Ciro Immobile si racconta tra alti e bassi: “Lewandowski da Pallone d’Oro. Dortmund? Periodo scomodo”

Ciro Immobile è stato intervistato ai microfoni di SportBILD, portale sportivo tedesco. Il numero 17 biancoceleste ha fatto impazzire la tifoseria laziale con le sue giocate fino al raggiungimento del record storico in Serie A, il titolo da capocannoniere ed il Pallone D’Oro.

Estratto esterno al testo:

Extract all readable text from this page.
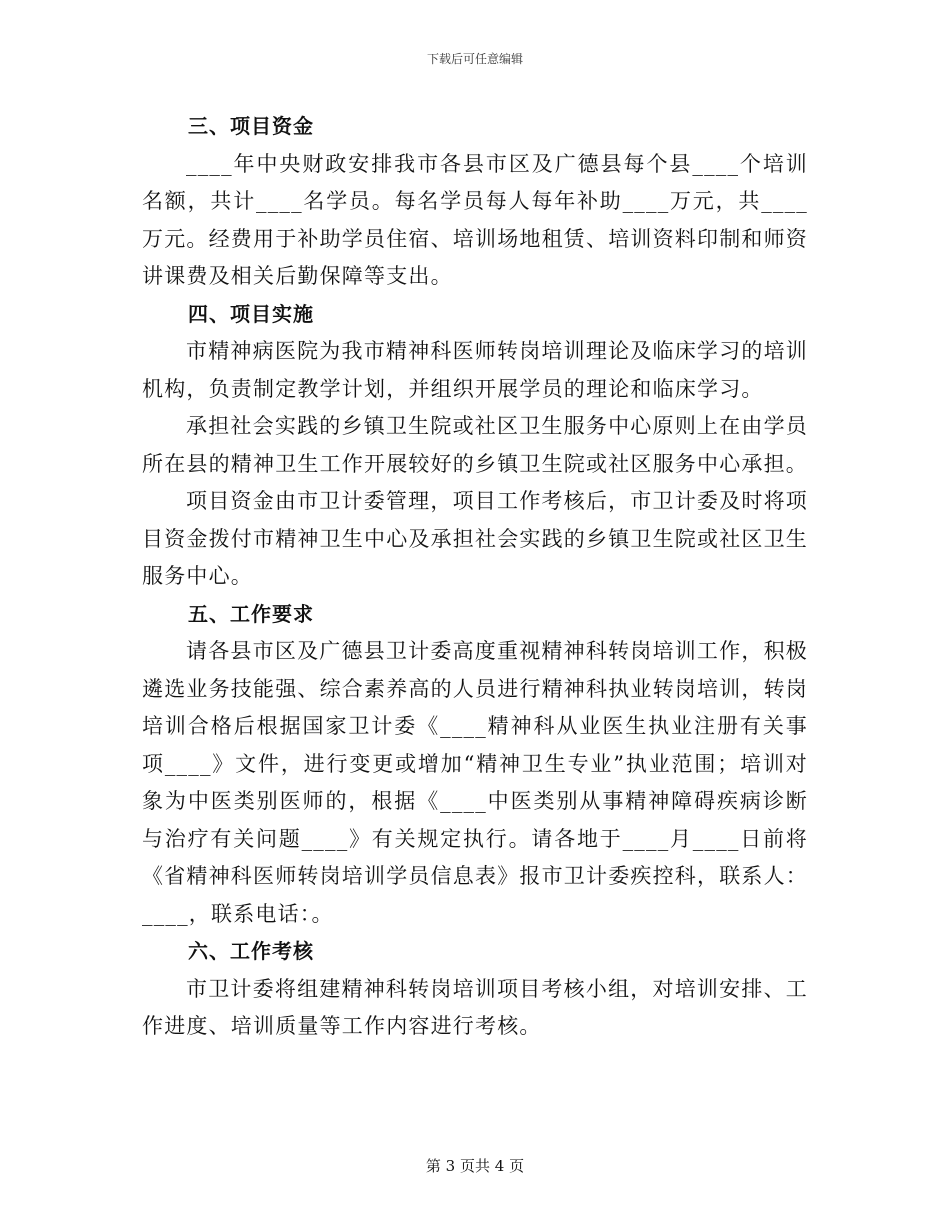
下载后可任意编辑
三、项目资金

____年中央财政安排我市各县市区及广德县每个县____个培训名额，共计____名学员。每名学员每人每年补助____万元，共____万元。经费用于补助学员住宿、培训场地租赁、培训资料印制和师资讲课费及相关后勤保障等支出。

四、项目实施

市精神病医院为我市精神科医师转岗培训理论及临床学习的培训机构，负责制定教学计划，并组织开展学员的理论和临床学习。

承担社会实践的乡镇卫生院或社区卫生服务中心原则上在由学员所在县的精神卫生工作开展较好的乡镇卫生院或社区服务中心承担。

项目资金由市卫计委管理，项目工作考核后，市卫计委及时将项目资金拨付市精神卫生中心及承担社会实践的乡镇卫生院或社区卫生服务中心。

五、工作要求

请各县市区及广德县卫计委高度重视精神科转岗培训工作，积极遴选业务技能强、综合素养高的人员进行精神科执业转岗培训，转岗培训合格后根据国家卫计委《____精神科从业医生执业注册有关事项____》文件，进行变更或增加“精神卫生专业”执业范围；培训对象为中医类别医师的，根据《____中医类别从事精神障碍疾病诊断与治疗有关问题____》有关规定执行。请各地于____月____日前将《省精神科医师转岗培训学员信息表》报市卫计委疾控科，联系人：____，联系电话：。

六、工作考核

市卫计委将组建精神科转岗培训项目考核小组，对培训安排、工作进度、培训质量等工作内容进行考核。

第 3 页共 4 页
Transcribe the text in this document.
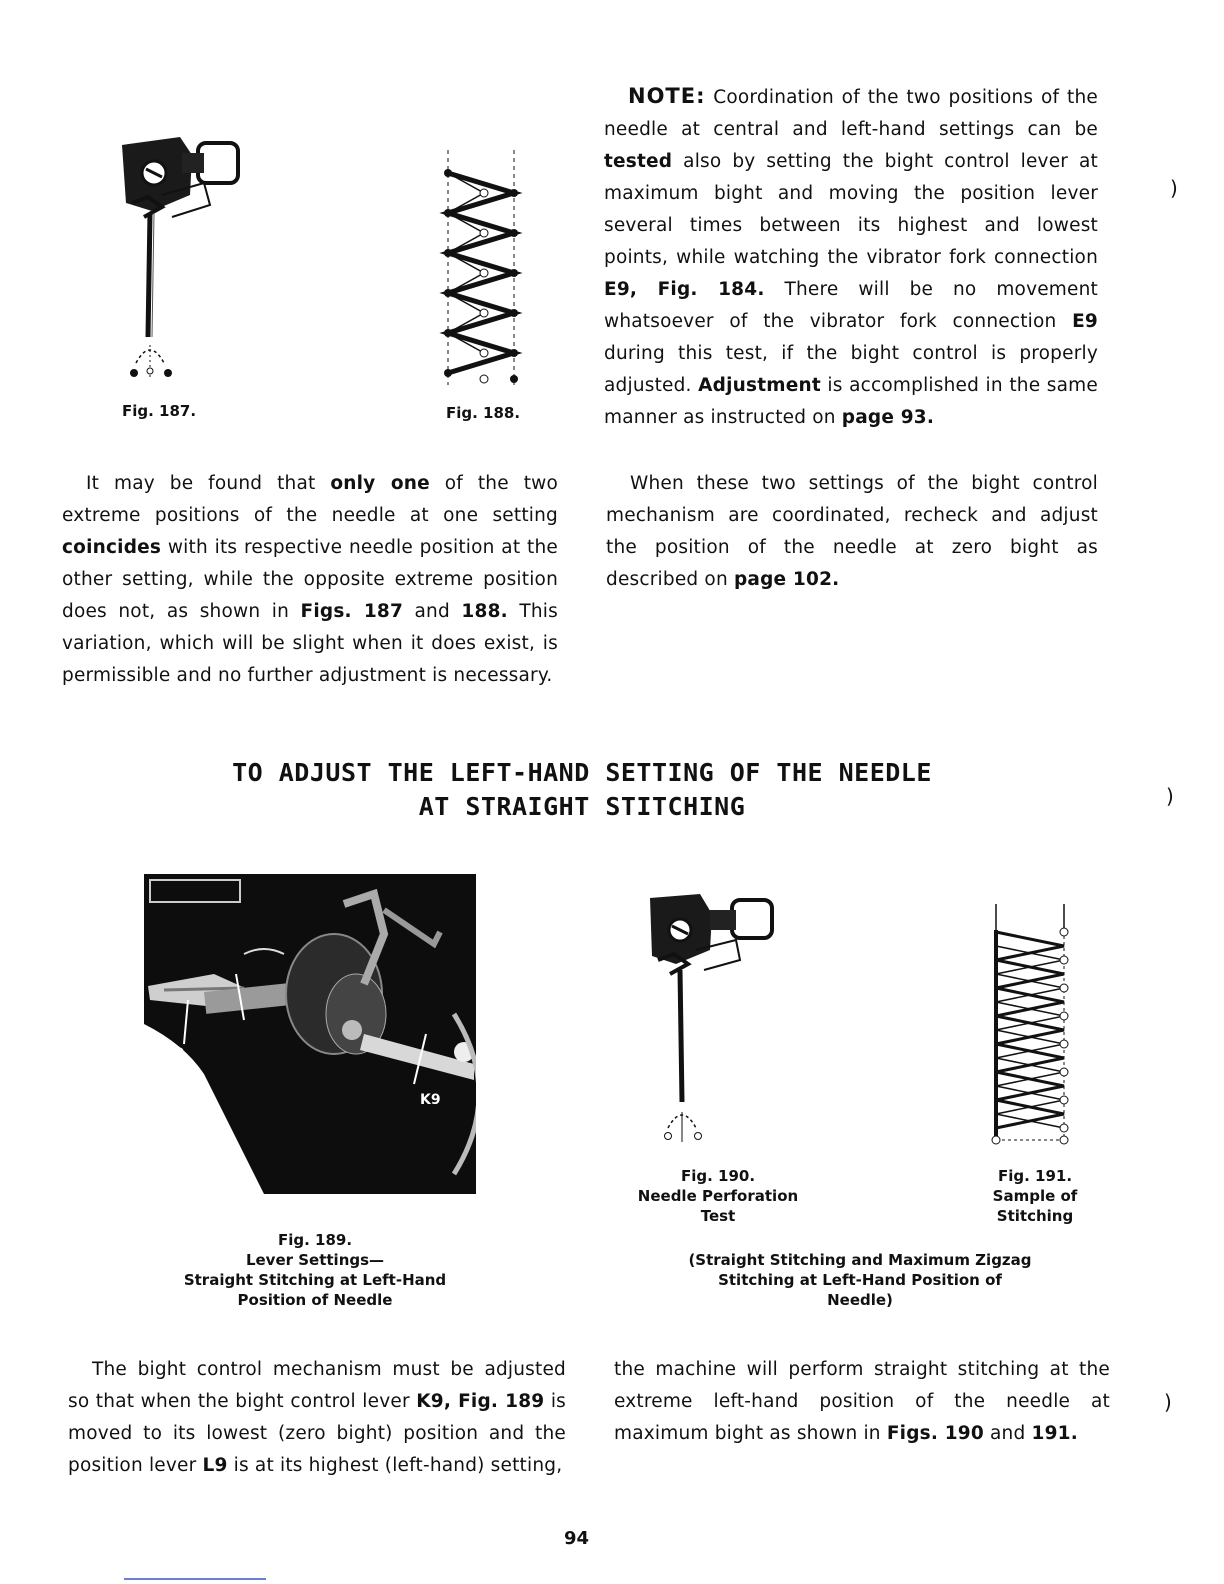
Fig. 187.	Fig. 188.

NOTE: Coordination of the two positions of the needle at central and left-hand settings can be tested also by setting the bight control lever at maximum bight and moving the position lever several times between its highest and lowest points, while watching the vibrator fork connection E9, Fig. 184. There will be no movement whatsoever of the vibrator fork connection E9 during this test, if the bight control is properly adjusted. Adjustment is accomplished in the same manner as instructed on page 93.

It may be found that only one of the two extreme positions of the needle at one setting coincides with its respective needle position at the other setting, while the opposite extreme position does not, as shown in Figs. 187 and 188. This variation, which will be slight when it does exist, is permissible and no further adjustment is necessary.

When these two settings of the bight control mechanism are coordinated, recheck and adjust the position of the needle at zero bight as described on page 102.

TO ADJUST THE LEFT-HAND SETTING OF THE NEEDLE
AT STRAIGHT STITCHING
L9
K9
Fig. 189.
Lever Settings—
Straight Stitching at Left-Hand
Position of Needle
Fig. 190.
Needle Perforation
Test
Fig. 191.
Sample of
Stitching
(Straight Stitching and Maximum Zigzag
Stitching at Left-Hand Position of
Needle)

The bight control mechanism must be adjusted so that when the bight control lever K9, Fig. 189 is moved to its lowest (zero bight) position and the position lever L9 is at its highest (left-hand) setting,

the machine will perform straight stitching at the extreme left-hand position of the needle at maximum bight as shown in Figs. 190 and 191.

94
)
)
)
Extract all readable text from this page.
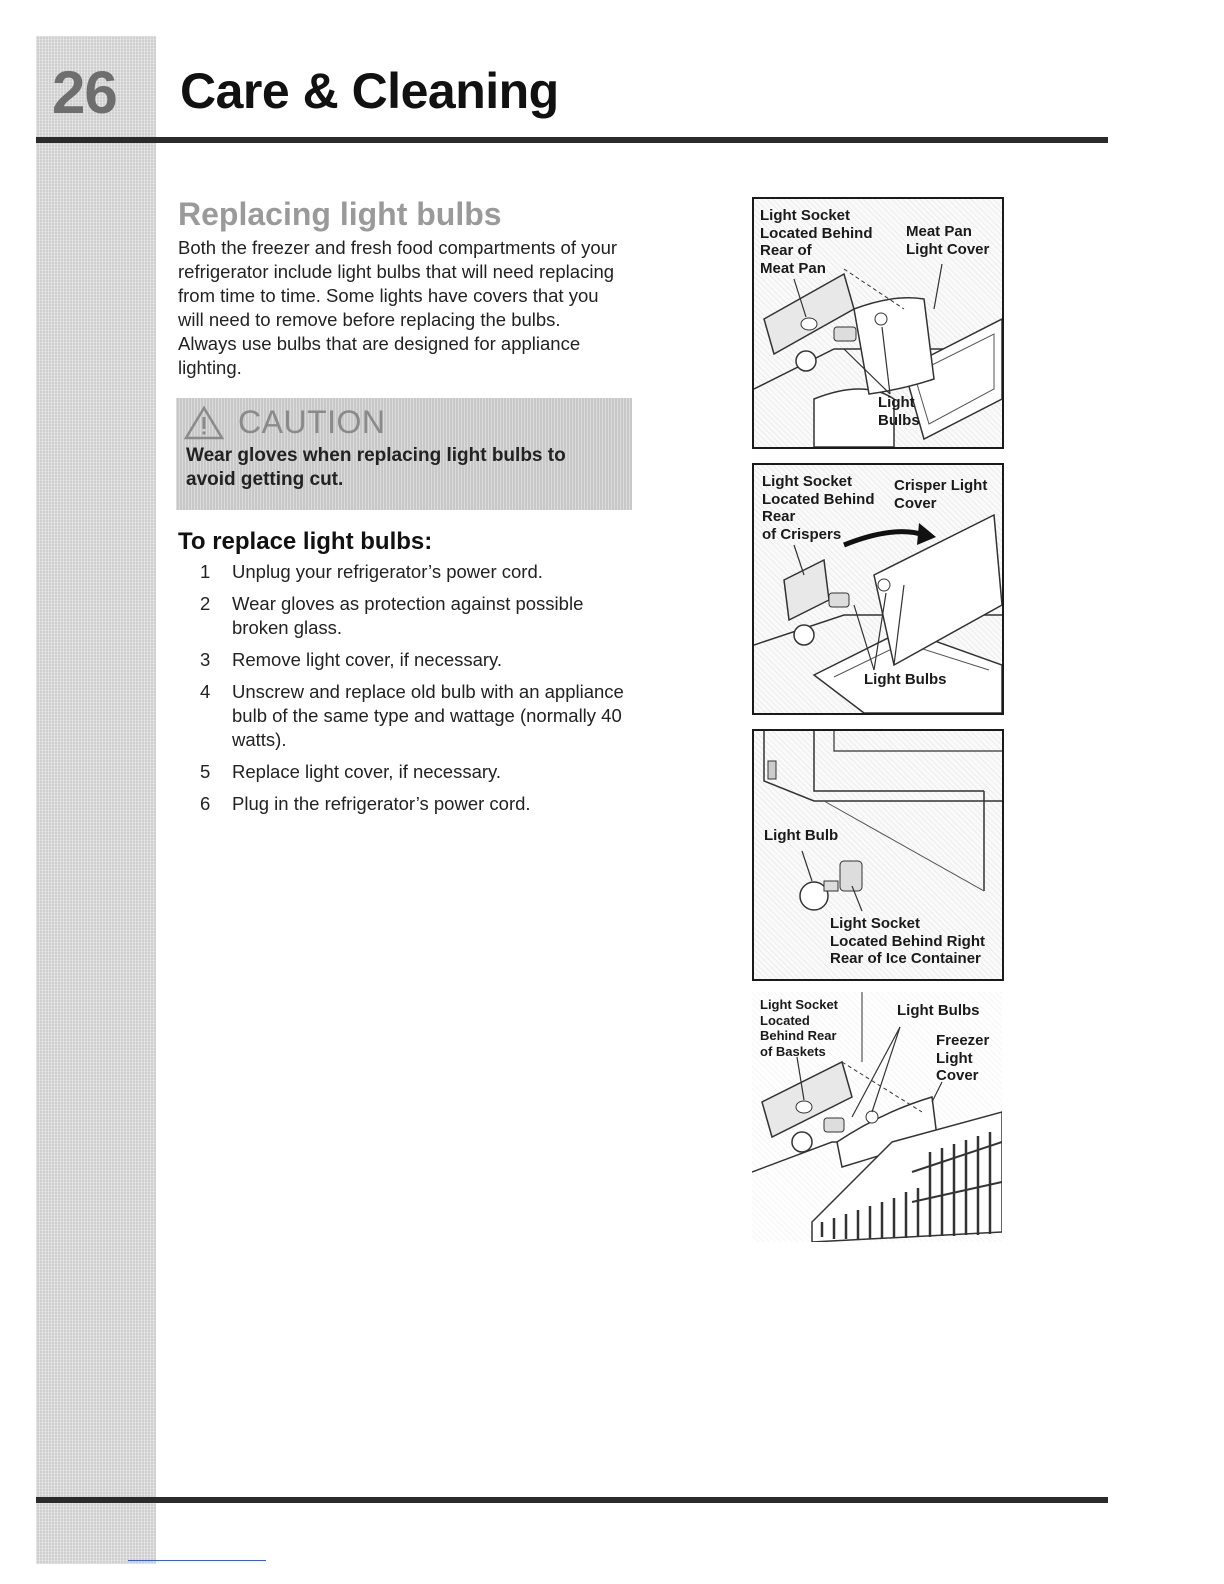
26 Care & Cleaning
Replacing light bulbs
Both the freezer and fresh food compartments of your refrigerator include light bulbs that will need replacing from time to time. Some lights have covers that you will need to remove before replacing the bulbs. Always use bulbs that are designed for appliance lighting.
CAUTION
Wear gloves when replacing light bulbs to avoid getting cut.
To replace light bulbs:
1	Unplug your refrigerator’s power cord.
2	Wear gloves as protection against possible broken glass.
3	Remove light cover, if necessary.
4	Unscrew and replace old bulb with an appliance bulb of the same type and wattage (normally 40 watts).
5	Replace light cover, if necessary.
6	Plug in the refrigerator’s power cord.
Light Socket
Located Behind
Rear of
Meat Pan
Meat Pan
Light Cover
Light
Bulbs
Light Socket
Located Behind
Rear
of Crispers
Crisper Light
Cover
Light Bulbs
Light Bulb
Light Socket
Located Behind Right
Rear of Ice Container
Light Socket
Located
Behind Rear
of Baskets
Light Bulbs
Freezer
Light
Cover
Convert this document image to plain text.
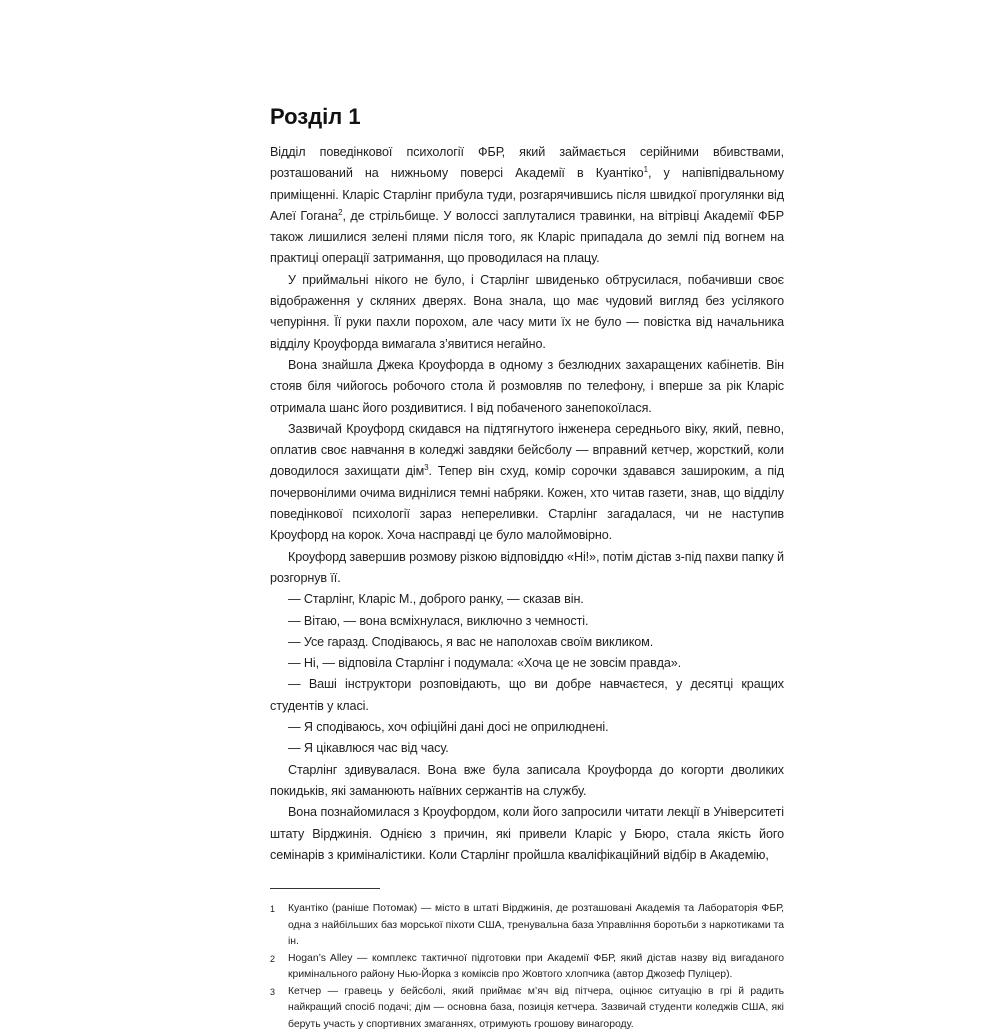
Розділ 1

Відділ поведінкової психології ФБР, який займається серійними вбивствами, розташований на нижньому поверсі Академії в Куантіко$^1$, у напівпідвальному приміщенні. Кларіс Старлінг прибула туди, розгарячившись після швидкої прогулянки від Алеї Гогана$^2$, де стрільбище. У волоссі заплуталися травинки, на вітрівці Академії ФБР також лишилися зелені плями після того, як Кларіс припадала до землі під вогнем на практиці операції затримання, що проводилася на плацу.

У приймальні нікого не було, і Старлінг швиденько обтрусилася, побачивши своє відображення у скляних дверях. Вона знала, що має чудовий вигляд без усілякого чепуріння. Її руки пахли порохом, але часу мити їх не було — повістка від начальника відділу Кроуфорда вимагала з’явитися негайно.

Вона знайшла Джека Кроуфорда в одному з безлюдних захаращених кабінетів. Він стояв біля чийогось робочого стола й розмовляв по телефону, і вперше за рік Кларіс отримала шанс його роздивитися. І від побаченого занепокоїлася.

Зазвичай Кроуфорд скидався на підтягнутого інженера середнього віку, який, певно, оплатив своє навчання в коледжі завдяки бейсболу — вправний кетчер, жорсткий, коли доводилося захищати дім$^3$. Тепер він схуд, комір сорочки здавався зашироким, а під почервонілими очима виднілися темні набряки. Кожен, хто читав газети, знав, що відділу поведінкової психології зараз непереливки. Старлінг загадалася, чи не наступив Кроуфорд на корок. Хоча насправді це було малоймовірно.

Кроуфорд завершив розмову різкою відповіддю «Ні!», потім дістав з-під пахви папку й розгорнув її.

— Старлінг, Кларіс М., доброго ранку, — сказав він.

— Вітаю, — вона всміхнулася, виключно з чемності.

— Усе гаразд. Сподіваюсь, я вас не наполохав своїм викликом.

— Ні, — відповіла Старлінг і подумала: «Хоча це не зовсім правда».

— Ваші інструктори розповідають, що ви добре навчаєтеся, у десятці кращих студентів у класі.

— Я сподіваюсь, хоч офіційні дані досі не оприлюднені.

— Я цікавлюся час від часу.

Старлінг здивувалася. Вона вже була записала Кроуфорда до когорти дволиких покидьків, які заманюють наївних сержантів на службу.

Вона познайомилася з Кроуфордом, коли його запросили читати лекції в Університеті штату Вірджинія. Однією з причин, які привели Кларіс у Бюро, стала якість його семінарів з криміналістики. Коли Старлінг пройшла кваліфікаційний відбір в Академію,

1	Куантіко (раніше Потомак) — місто в штаті Вірджинія, де розташовані Академія та Лабораторія ФБР, одна з найбільших баз морської піхоти США, тренувальна база Управління боротьби з наркотиками та ін.
2	Hogan’s Alley — комплекс тактичної підготовки при Академії ФБР, який дістав назву від вигаданого кримінального району Нью-Йорка з коміксів про Жовтого хлопчика (автор Джозеф Пуліцер).
3	Кетчер — гравець у бейсболі, який приймає м’яч від пітчера, оцінює ситуацію в грі й радить найкращий спосіб подачі; дім — основна база, позиція кетчера. Зазвичай студенти коледжів США, які беруть участь у спортивних змаганнях, отримують грошову винагороду.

Scarpa D’Oro e Lewandowski

“La vittoria della Scarpa d’Oro mi rende particolarmente orgoglioso. Lewandowski è sempre stato un modello per me. Se potessi votare per il Pallone d’Oro, gli darei la mia preferenza. Quando si tratta del miglior numero 9 del mondo, i nomi Lewandowski, Suárez o Benzema vengono sempre fuori. Essere nominato insieme a loro e aver segnato più gol di questi attaccanti è incredibile per me”.

Stagione al Dortmund

“Penso di essermi trasferito al Dortmund in un momento ‘scomodo’ per la squadra. Il Borussia e Jürgen Klopp sono stati campioni nel 2011 e nel 2012 e poi due volte secondi. Forse allora era finita un’era. I giovani stranieri sono inizialmente un po’ esclusi. Non credo che Jürgen Klopp non vedesse nessuna qualità in me, ma in questa fase difficile ha riposto più fiducia nei giocatori che già conosceva e sui quali aveva fatto affidamento in precedenza”. 

Klopp come allenatore

“Sono stato fortunato a poter giocare sotto la guida di Klopp. È un allenatore super emotivo. Qualcuno per cui combatti su ogni pallone – lo esige anche da te, e lo puoi vedere dal suo comportamento a bordo campo”. A differenza di Klopp, il suo successore Thomas Tuchel gli ha ricordato gli allenatori italiani: “Molte tattiche, molte analisi video. Stile italiano”.